L'architettura di un villaggio Maasai è geniale! Il bestiame, ovvero il bene più prezioso per loro, deve essere al centro circondato da una barriera fatta di rami spinosi, queste stalle più piccole possono essere utilizzate per separare animali o neonati circondate da case con telai in legno e ricoperte di sterco di mucca. Le case sono costruite esclusicamente dalle donne e ci vogliono 3 settimane per essere completate.

La barriera esterna è costituita da rami spinosi quindi se un leone vuole rubare una capra deve saltare oltre due muri.

Dieta

Tradizionalmente, la dieta Maasai consisteva in carne cruda, latte crudo, miele e sangue crudo di bovini.

La maggior parte delle tribù, la maggior parte delle tribù si ammalano molto raramente.

Molti non avevano un solo dente cariato né una singola arcata dentale malformata. In particolare i Maasai avevano uno 0,4% di carie ossee molto basso.

Questo viene attribuito alla loro dieta composta da (in ordine di volume) latte crudo, sangue crudo, carne cruda e alcune verdure e frutta, sebbene in molti villaggi non mangino affatto frutta o verdura. Ad ogni bambino in crescita e ogni donna incinta o in allattamento viene offerta una razione giornaliera di sangue crudo.
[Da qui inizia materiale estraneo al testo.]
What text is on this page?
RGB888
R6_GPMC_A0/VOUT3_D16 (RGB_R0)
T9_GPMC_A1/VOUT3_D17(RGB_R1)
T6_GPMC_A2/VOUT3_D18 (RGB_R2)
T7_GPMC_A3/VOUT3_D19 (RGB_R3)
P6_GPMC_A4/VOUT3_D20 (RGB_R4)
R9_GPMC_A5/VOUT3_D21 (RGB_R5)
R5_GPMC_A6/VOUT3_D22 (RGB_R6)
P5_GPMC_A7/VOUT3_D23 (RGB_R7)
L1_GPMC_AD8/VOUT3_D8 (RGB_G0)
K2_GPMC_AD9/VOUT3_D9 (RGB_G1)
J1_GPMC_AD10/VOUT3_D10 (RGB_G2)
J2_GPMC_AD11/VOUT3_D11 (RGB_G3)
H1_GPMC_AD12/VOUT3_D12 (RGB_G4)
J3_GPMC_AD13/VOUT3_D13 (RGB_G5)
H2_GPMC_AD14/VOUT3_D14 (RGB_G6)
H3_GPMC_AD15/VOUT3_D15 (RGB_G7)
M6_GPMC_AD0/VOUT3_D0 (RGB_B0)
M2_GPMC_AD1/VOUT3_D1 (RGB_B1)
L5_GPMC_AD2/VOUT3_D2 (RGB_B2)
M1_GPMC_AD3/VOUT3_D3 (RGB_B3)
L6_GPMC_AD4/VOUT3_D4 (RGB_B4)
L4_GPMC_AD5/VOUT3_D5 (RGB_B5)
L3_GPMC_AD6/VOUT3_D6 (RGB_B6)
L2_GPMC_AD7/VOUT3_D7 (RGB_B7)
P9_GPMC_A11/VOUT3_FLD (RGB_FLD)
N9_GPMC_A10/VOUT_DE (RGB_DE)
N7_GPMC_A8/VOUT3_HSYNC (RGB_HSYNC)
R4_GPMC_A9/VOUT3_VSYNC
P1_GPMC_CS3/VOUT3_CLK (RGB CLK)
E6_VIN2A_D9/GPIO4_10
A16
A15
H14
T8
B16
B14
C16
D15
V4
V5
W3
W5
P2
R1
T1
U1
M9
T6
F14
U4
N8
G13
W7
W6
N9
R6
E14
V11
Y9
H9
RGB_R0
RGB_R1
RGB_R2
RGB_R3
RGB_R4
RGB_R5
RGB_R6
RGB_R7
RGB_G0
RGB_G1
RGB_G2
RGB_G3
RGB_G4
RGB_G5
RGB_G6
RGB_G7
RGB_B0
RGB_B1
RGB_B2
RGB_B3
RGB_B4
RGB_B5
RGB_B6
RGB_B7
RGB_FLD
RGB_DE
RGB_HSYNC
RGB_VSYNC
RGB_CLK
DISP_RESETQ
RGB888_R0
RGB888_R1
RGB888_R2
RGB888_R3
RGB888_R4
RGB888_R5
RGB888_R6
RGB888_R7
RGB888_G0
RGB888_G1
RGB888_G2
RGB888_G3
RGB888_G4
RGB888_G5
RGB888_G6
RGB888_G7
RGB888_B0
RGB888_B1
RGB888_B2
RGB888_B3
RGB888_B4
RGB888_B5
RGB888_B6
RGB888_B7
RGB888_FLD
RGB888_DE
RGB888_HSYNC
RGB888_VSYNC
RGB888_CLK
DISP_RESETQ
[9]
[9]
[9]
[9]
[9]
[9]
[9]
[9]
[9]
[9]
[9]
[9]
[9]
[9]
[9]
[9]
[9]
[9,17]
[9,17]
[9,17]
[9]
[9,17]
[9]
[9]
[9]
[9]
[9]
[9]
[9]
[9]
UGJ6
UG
Più recentemente, i Maasai sono diventati dipendenti dal cibo prodotto in altre aree come farina di mais, riso, patate, cavoli quindi la loro dieta si sta ampliando.

Delle loro bizzarre abitudini culinarie ne parleremo venerdì 9/4 sul mio profilo instagram.

Impatto del coronavirus

Ogni stato ha avuto un impatto violento a causa del coronavirus, sia a livello sanitario che economico.

Le tribù Maasai, che contano circa 1 milione di persone, hanno subìto un grosso shock, fortunatamente non a livello sanitario, ma l' impatto economico è stato importante con una perdita di circa 752 milioni di dollari.

Infatti il Kenya ha un' economia prevalentemente turistica, e i villaggi Maasai erano una delle attrazioni principali, dove il turista pagando una somma di 30 dollari, poteva danzare con loro, imparare ad accendere il fuoco e indossare i gioielli che li contraddistinguono. Per quanto possa sembrare invasivo, queste visite organizzate permettevano a diverse tribù di poter sopravvivere.

Oggi a far visita ai villaggi ci sono solo gli animali.

Pur vendendo il proprio bestiame, queste tribù non riescono a sostentarsi e temono che questo vuoto possa continuare a lungo, e potrebbe apportare profondi cambiamenti a quello che è il loro stile di vita tramandato per anni.


Ci sarebbe tanto altro da dire sui Maasai, sono un popolo dalla cultura radicata e unica, nonchè uno dei gruppi etnici piu famosi al mondo.